- Born: 5 December 1921
- Died: 21 February 1985 (aged 63) Deeg, Bharatpur, Rajasthan
- Cause of death: Killed in encounter
- Occupation: Politician
- Title: Member of Legislative Assembly
- Term: 1952 to 1984
- Political party: Independent
- Children: Krishnendra Kaur Deepa (daughter)
- Father: Kishan Singh of Bharatpur

= Raja Man Singh (politician) =

Indian politician

Raja Maan Singh (born 5 December 1921 – died 21 February 1985) was an Indian politician and titular head of Jats princely Bharatpur State.

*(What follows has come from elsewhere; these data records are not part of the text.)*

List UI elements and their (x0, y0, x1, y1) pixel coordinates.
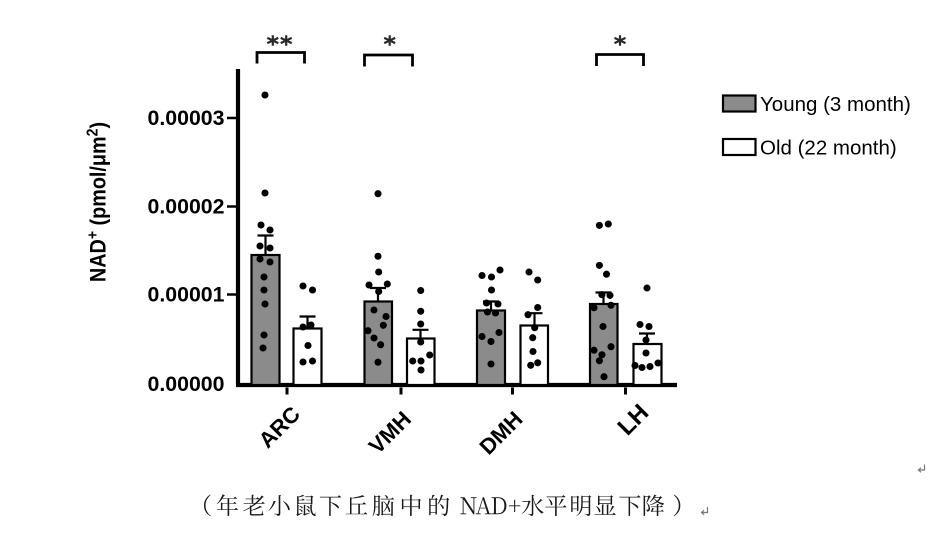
svg-text:NAD+ (pmol/μm2): NAD+ (pmol/μm2) (84, 122, 111, 282)
svg-text:0.00001: 0.00001 (148, 283, 225, 307)
svg-text:Old (22 month): Old (22 month) (760, 137, 897, 160)
svg-text:Young (3 month): Young (3 month) (760, 93, 911, 116)
svg-text:0.00002: 0.00002 (148, 195, 225, 219)
svg-text:0.00003: 0.00003 (148, 106, 225, 130)
svg-text:0.00000: 0.00000 (148, 372, 225, 396)
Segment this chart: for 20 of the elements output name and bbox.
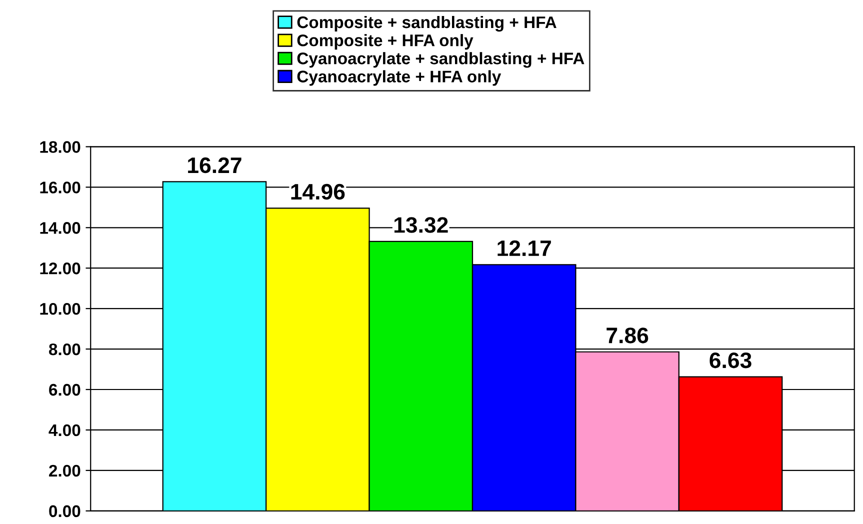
data-label: 7.86 — [606, 328, 648, 344]
y-tick-label: 4.00 — [48, 424, 80, 436]
y-tick-label: 10.00 — [40, 302, 80, 315]
y-tick-label: 0.00 — [49, 505, 80, 518]
data-label: 12.17 — [498, 240, 551, 256]
data-label: 6.63 — [710, 352, 752, 368]
y-tick-label: 16.00 — [40, 182, 80, 194]
data-label: 16.27 — [188, 157, 242, 174]
y-tick-label: 14.00 — [40, 222, 80, 234]
data-label: 14.96 — [291, 184, 345, 200]
legend-label: Cyanoacrylate + sandblasting + HFA — [297, 52, 584, 68]
y-tick-label: 18.00 — [40, 141, 80, 153]
y-tick-label: 2.00 — [49, 464, 80, 477]
legend-label: Cyanoacrylate + HFA only — [297, 70, 502, 86]
data-label: 13.32 — [394, 217, 448, 233]
y-tick-label: 6.00 — [49, 384, 80, 396]
legend-label: Composite + sandblasting + HFA — [297, 16, 556, 32]
legend-label: Composite + HFA only — [297, 34, 474, 50]
y-tick-label: 12.00 — [40, 262, 80, 274]
y-tick-label: 8.00 — [48, 343, 80, 356]
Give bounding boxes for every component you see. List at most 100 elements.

He was seven-time Independent Member of Legislative Assembly from Deeg assembly constituency from 1952 to 1984. He was the son of Kishan Singh of Bharatpur.

== Death controversy ==
He was killed along with his two supporters in a fake police encounter in February 1985 after an incident of violence in which Rajasthan's then chief minister Shiv Charan Mathur's helicopter was damaged. His murder case was investigated by the CBI. Singh's murder led to the resignation of CM Shiv Charan Mathur. On 20 July 2020, a special CBI court in Mathura convicted 11 policemen, including former Deputy Superintendent of Police Kan Singh Bhati in Raja Man Singh's murder case.